Real-World Performance
Real-world evaluation tests whether the simulation trend survives physical deployment. The paper studies diffusion policies on a Franka arm across pour-water, pick-place-mouse, fold-towel, and unplug tasks, using cross-environment and cross-object validation shifts.
Because real-world trial budgets are small and partial success scores can be noisy, the paper uses Elo-style pairwise ranking as the main rollout target. This makes model ordering more stable and gives offline validation a cleaner target for correlation analysis.
The results also show an important practical caveat: validation demonstrations should be collected under conventions similar to the training data. When operators have different action styles, validation error may partly measure style mismatch rather than policy quality.

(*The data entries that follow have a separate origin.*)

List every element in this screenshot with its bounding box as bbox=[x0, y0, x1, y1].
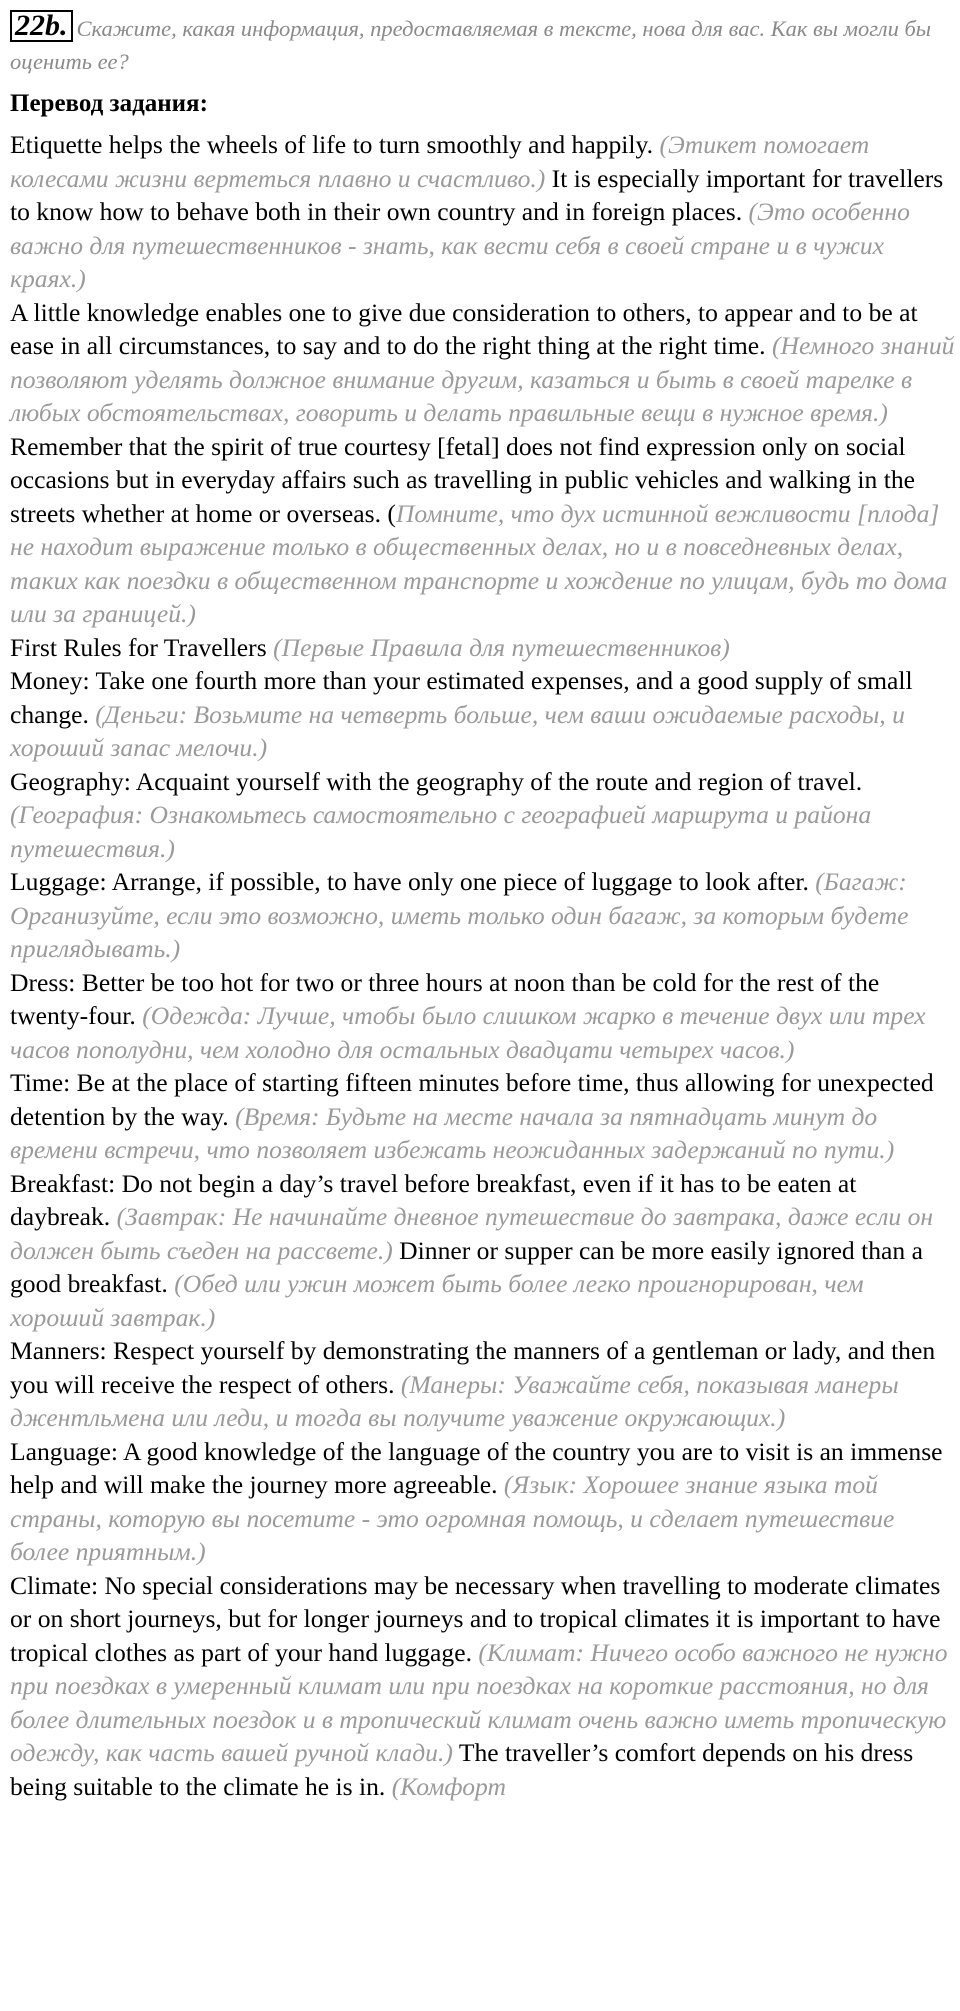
task-number: 22b. bbox=[10, 10, 73, 42]
translation-heading: Перевод задания: bbox=[10, 90, 208, 117]
russian-translation: (Немного знаний позволяют уделять должное внимание другим, казаться и быть в своей тарелке в любых обстоятельствах, говорить и делать правильные вещи в нужное время.) bbox=[10, 331, 955, 427]
english-text: Dress: Better be too hot for two or three hours at noon than be cold for the rest of the twenty-four. bbox=[10, 967, 880, 1030]
english-text: Climate: No special considerations may be necessary when travelling to moderate climates or on short journeys, but for longer journeys and to tropical climates it is important to have tropical clothes as part of your hand luggage. bbox=[10, 1570, 941, 1667]
russian-translation: (Одежда: Лучше, чтобы было слишком жарко в течение двух или трех часов пополудни, чем холодно для остальных двадцати четырех часов.) bbox=[10, 1001, 926, 1064]
paragraph bbox=[10, 1435, 958, 1569]
paragraph bbox=[10, 296, 958, 430]
russian-translation: (Багаж: Организуйте, если это возможно, иметь только один багаж, за которым будете приглядывать.) bbox=[10, 867, 909, 963]
paragraph bbox=[10, 1066, 958, 1167]
paragraph bbox=[10, 865, 958, 966]
russian-translation: (Завтрак: Не начинайте дневное путешествие до завтрака, даже если он должен быть съеден на рассвете.) bbox=[10, 1202, 934, 1265]
english-text: Language: A good knowledge of the language of the country you are to visit is an immense help and will make the journey more agreeable. bbox=[10, 1436, 943, 1499]
paragraph bbox=[10, 1569, 958, 1804]
russian-translation: (Обед или ужин может быть более легко проигнорирован, чем хороший завтрак.) bbox=[10, 1269, 864, 1332]
paragraph bbox=[10, 631, 958, 665]
russian-translation: (Этикет помогает колесами жизни вертеться плавно и счастливо.) bbox=[10, 130, 870, 193]
paragraph bbox=[10, 664, 958, 765]
english-text: Manners: Respect yourself by demonstrating the manners of a gentleman or lady, and then you will receive the respect of others. bbox=[10, 1336, 936, 1399]
russian-translation: (Первые Правила для путешественников) bbox=[273, 632, 730, 662]
english-text: The traveller’s comfort depends on his dress being suitable to the climate he is in. bbox=[10, 1738, 914, 1801]
russian-translation: Помните, что дух истинной вежливости [плода] не находит выражение только в общественных делах, но и в повседневных делах, таких как поездки в общественном транспорте и хождение по улицам, будь то дома или за границей.) bbox=[10, 498, 948, 628]
english-text: Time: Be at the place of starting fifteen minutes before time, thus allowing for unexpected detention by the way. bbox=[10, 1068, 934, 1131]
english-text: Etiquette helps the wheels of life to turn smoothly and happily. bbox=[10, 130, 660, 159]
russian-translation: (Климат: Ничего особо важного не нужно при поездках в умеренный климат или при поездках на короткие расстояния, но для более длительных поездок и в тропический климат очень важно иметь тропическую одежду, как часть вашей ручной клади.) bbox=[10, 1637, 948, 1767]
paragraph bbox=[10, 966, 958, 1067]
translation-body bbox=[10, 128, 958, 1803]
english-text: First Rules for Travellers bbox=[10, 632, 274, 662]
english-text: Geography: Acquaint yourself with the geography of the route and region of travel. bbox=[10, 766, 863, 796]
russian-translation: (Деньги: Возьмите на четверть больше, чем ваши ожидаемые расходы, и хороший запас мелочи.) bbox=[10, 699, 905, 762]
paragraph bbox=[10, 765, 958, 866]
paragraph bbox=[10, 430, 958, 631]
russian-translation: (Манеры: Уважайте себя, показывая манеры джентльмена или леди, и тогда вы получите уважение окружающих.) bbox=[10, 1369, 899, 1432]
russian-translation: (Комфорт bbox=[391, 1771, 506, 1801]
paragraph bbox=[10, 128, 958, 296]
task-header bbox=[10, 10, 955, 78]
russian-translation: (Это особенно важно для путешественников - знать, как вести себя в своей стране и в чужих краях.) bbox=[10, 197, 910, 293]
russian-translation: (Язык: Хорошее знание языка той страны, которую вы посетите - это огромная помощь, и сделает путешествие более приятным.) bbox=[10, 1470, 895, 1566]
task-question: Скажите, какая информация, предоставляемая в тексте, нова для вас. Как вы могли бы оценить ее? bbox=[10, 16, 932, 74]
paragraph bbox=[10, 1167, 958, 1335]
russian-translation: (География: Ознакомьтесь самостоятельно с географией маршрута и района путешествия.) bbox=[10, 800, 872, 863]
english-text: Money: Take one fourth more than your estimated expenses, and a good supply of small change. bbox=[10, 666, 913, 729]
russian-translation: (Время: Будьте на месте начала за пятнадцать минут до времени встречи, что позволяет избежать неожиданных задержаний по пути.) bbox=[10, 1101, 895, 1164]
english-text: Luggage: Arrange, if possible, to have only one piece of luggage to look after. bbox=[10, 867, 816, 896]
english-text: It is especially important for travellers to know how to behave both in their own country and in foreign places. bbox=[10, 163, 944, 226]
english-text: Breakfast: Do not begin a day’s travel before breakfast, even if it has to be eaten at daybreak. bbox=[10, 1168, 857, 1231]
english-text: Remember that the spirit of true courtesy [fetal] does not find expression only on social occasions but in everyday affairs such as travelling in public vehicles and walking in the streets whether at home or overseas. ( bbox=[10, 431, 916, 528]
english-text: A little knowledge enables one to give due consideration to others, to appear and to be at ease in all circumstances, to say and to do the right thing at the right time. bbox=[10, 297, 918, 360]
english-text: Dinner or supper can be more easily ignored than a good breakfast. bbox=[10, 1235, 923, 1298]
paragraph bbox=[10, 1334, 958, 1435]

| Validation metric | Collectors matched | Collectors mismatched | ||||||
|---|---|---|---|---|---|---|---|---|
| Pour water | Arrange mouse | Fold towel | Unplug | |||||
| Env. r↓ | Obj. r↓ | Env. r↓ | Obj. r↓ | Env. r↓ | Obj. r↓ | Env. r↓ | Obj. r↓ | |
| CI-MSE | -0.99 | -0.99 | -0.96 | -0.66 | -0.05 | -0.87 | 0.48 | -0.53 |
| Raw MSE | -0.47 | -0.86 | -0.80 | -0.06 | 0.27 | -0.09 | 0.62 | -0.86 |
Takeaway
- CI-MSE is effective, improving the agreement between offline validation and rollout performance over raw MSE.
- CI-MSE is validated in both simulation and real-world experiments, and is robust across a wide range of hyperparmeter selction.
- The code repository provides an automated pipeline for building customized offline validation benchmark.